Ele citou o crescimento do setor imobiliário como um exemplo claro, onde os fundos de investimento desempenharam um papel fundamental. Empresas locais conseguiram financiar grandes projetos habitacionais por meio do mercado de ações, beneficiando tanto as construtoras quanto as famílias, que agora têm acesso a moradias mais acessíveis e de melhor qualidade.
SANTO DOMINGO- Em discurso durante as audiências públicas realizadas no Plenário da Assembleia Nacional do Congresso Nacional, Santiago Sicard, presidente da Associação Dominicana de Fundos de Investimento (Adosafi), afirmou nesta quinta-feira que o projeto de lei de Modernização Fiscal ameaça o investimento por tributar desproporcionalmente o pequeno capital e, além disso, destruir os avanços conquistados na inclusão e formalização da população dominicana.
Ele afirmou que os parágrafos 3 e 4 do artigo 51 da lei proposta constituem um imposto regressivo e um golpe fatal para os fundos de investimento, que são um dos poucos mecanismos que promovem a poupança e o investimento no país de forma transparente.
Ele argumentou que um mercado de ações forte é essencial para o desenvolvimento de qualquer economia emergente e, neste caso, a evolução desse mercado é fundamental para melhorar a classificação do país e avançar nos rankings de competitividade internacional.
“Hoje estamos reunidos aqui com uma preocupação comum sobre o impacto que a reforma tributária proposta poderá ter no desenvolvimento da República Dominicana e, consequentemente, nos investimentos e no mercado de ações; um setor que se mostrou vital para a economia do país”, disse ele.
Ele argumentou que é crucial destacar o papel dos fundos de investimento como atores-chave nesse processo de crescimento e democratização do mercado financeiro.
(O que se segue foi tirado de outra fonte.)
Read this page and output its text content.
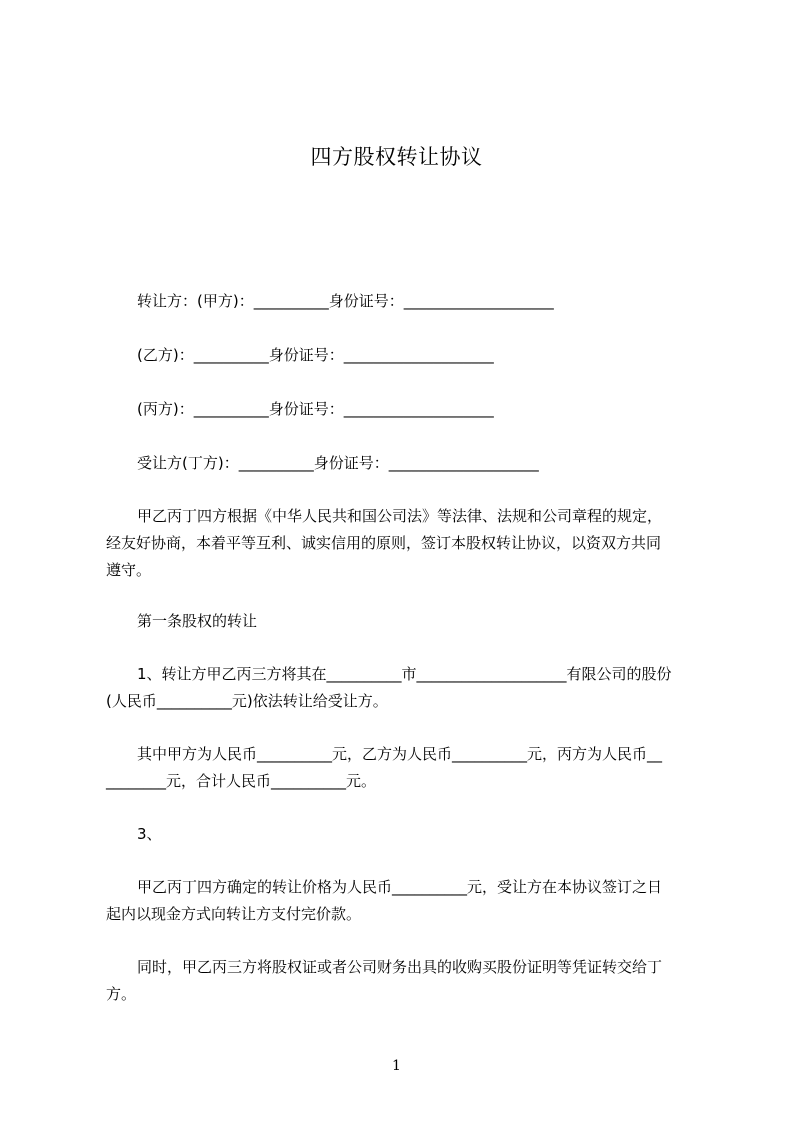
四方股权转让协议
转让方：(甲方)：__________身份证号：____________________
(乙方)：__________身份证号：____________________
(丙方)：__________身份证号：____________________
受让方(丁方)：__________身份证号：____________________
甲乙丙丁四方根据《中华人民共和国公司法》等法律、法规和公司章程的规定，
经友好协商，本着平等互利、诚实信用的原则，签订本股权转让协议，以资双方共同
遵守。
第一条股权的转让
1、转让方甲乙丙三方将其在__________市____________________有限公司的股份
(人民币__________元)依法转让给受让方。
其中甲方为人民币__________元，乙方为人民币__________元，丙方为人民币__
________元，合计人民币__________元。
3、
甲乙丙丁四方确定的转让价格为人民币__________元，受让方在本协议签订之日
起内以现金方式向转让方支付完价款。
同时，甲乙丙三方将股权证或者公司财务出具的收购买股份证明等凭证转交给丁
方。
1
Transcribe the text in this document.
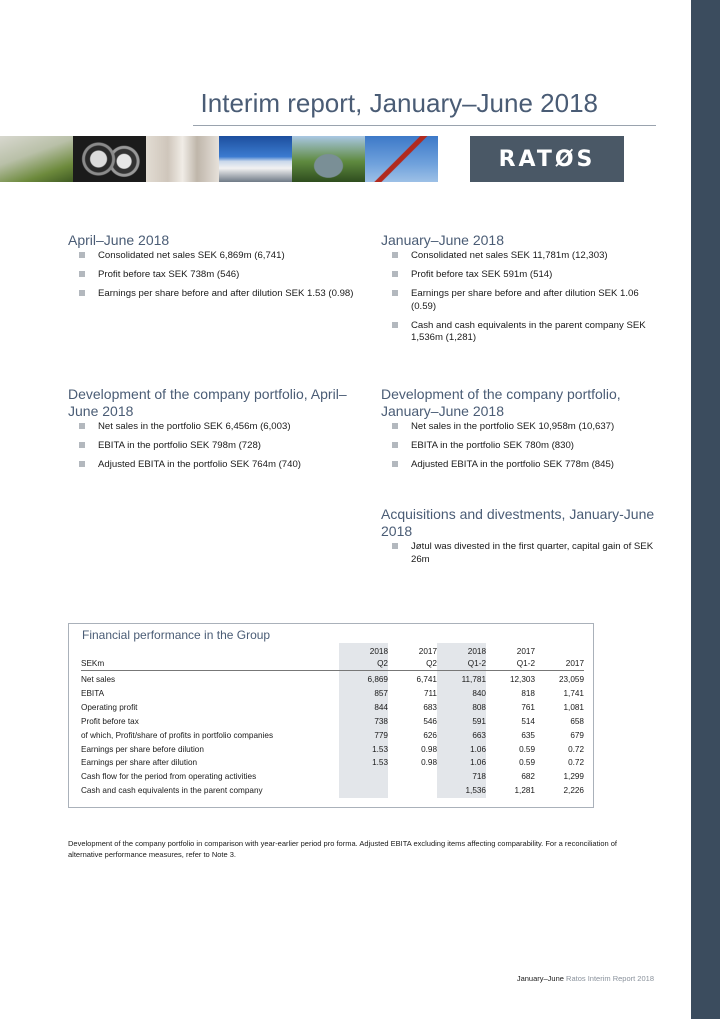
Interim report, January–June 2018
RATØS
April–June 2018
Consolidated net sales SEK 6,869m (6,741)
Profit before tax SEK 738m (546)
Earnings per share before and after dilution SEK 1.53 (0.98)
January–June 2018
Consolidated net sales SEK 11,781m (12,303)
Profit before tax SEK 591m (514)
Earnings per share before and after dilution SEK 1.06 (0.59)
Cash and cash equivalents in the parent company SEK 1,536m (1,281)
Development of the company portfolio, April–June 2018
Net sales in the portfolio SEK 6,456m (6,003)
EBITA in the portfolio SEK 798m (728)
Adjusted EBITA in the portfolio SEK 764m (740)
Development of the company portfolio, January–June 2018
Net sales in the portfolio SEK 10,958m (10,637)
EBITA in the portfolio SEK 780m (830)
Adjusted EBITA in the portfolio SEK 778m (845)
Acquisitions and divestments, January-June 2018
Jøtul was divested in the first quarter, capital gain of SEK 26m
Financial performance in the Group
	2018	2017	2018	2017	
SEKm	Q2	Q2	Q1-2	Q1-2	2017
Net sales	6,869	6,741	11,781	12,303	23,059
EBITA	857	711	840	818	1,741
Operating profit	844	683	808	761	1,081
Profit before tax	738	546	591	514	658
of which, Profit/share of profits in portfolio companies	779	626	663	635	679
Earnings per share before dilution	1.53	0.98	1.06	0.59	0.72
Earnings per share after dilution	1.53	0.98	1.06	0.59	0.72
Cash flow for the period from operating activities			718	682	1,299
Cash and cash equivalents in the parent company			1,536	1,281	2,226

Development of the company portfolio in comparison with year-earlier period pro forma. Adjusted EBITA excluding items affecting comparability. For a reconciliation of alternative performance measures, refer to Note 3.

January–June Ratos Interim Report 2018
Observou que o mercado de ações da República Dominicana não apenas permitiu que grandes empresas tivessem acesso a financiamento, mas também abriu oportunidades para pequenos e médios investidores que, de outra forma, não teriam acesso a esses instrumentos.

Santiago Sicard. (Fonte externa).
Ele enfatizou a importância de avaliar o impacto dessa reforma em setores-chave como turismo, zonas francas e imobiliário, que geram empregos, divisas e bem-estar, e de avaliar os incentivos fiscais que afetam setores estratégicos como turismo, zonas francas e o setor imobiliário, que atualmente são importantes destinos para recursos de fundos de investimento.
Ele solicitou uma revisão da eficiência das isenções fiscais, pois, se essa reforma for aprovada conforme proposta, esses investimentos irão para o México, Costa Rica, El Salvador, Guatemala e Jamaica, e não haverá crescimento nas zonas de livre comércio nem no turismo, que são os maiores geradores de empregos e divisas.
Em resumo, a reforma tributária, tal como atualmente proposta, ameaça desmantelar um mercado que, embora recente, tem demonstrado ser um caminho eficaz para o crescimento econômico e a inclusão financeira.
Em resumo, ele afirmou que os fundos de investimento são atualmente os principais emissores privados no mercado de ações dominicano e que, por meio deles, a riqueza é gerada não apenas para os investidores, mas também para o país em geral, formalizando e tornando transparentes para o Estado os resultados das atividades produtivas.
"Esses fundos permitiram que as economias de muitos dominicanos, incluindo trabalhadores e futuros aposentados, participassem da criação de valor por meio de um mecanismo regulamentado e eficiente que paga impostos de forma correta e transparente.".
Ele citou o crescimento do setor imobiliário como um exemplo claro, onde os fundos de investimento desempenharam um papel fundamental. Empresas locais conseguiram financiar grandes projetos habitacionais por meio do mercado de ações, beneficiando tanto as construtoras quanto as famílias, que agora têm acesso a moradias mais acessíveis e de melhor qualidade.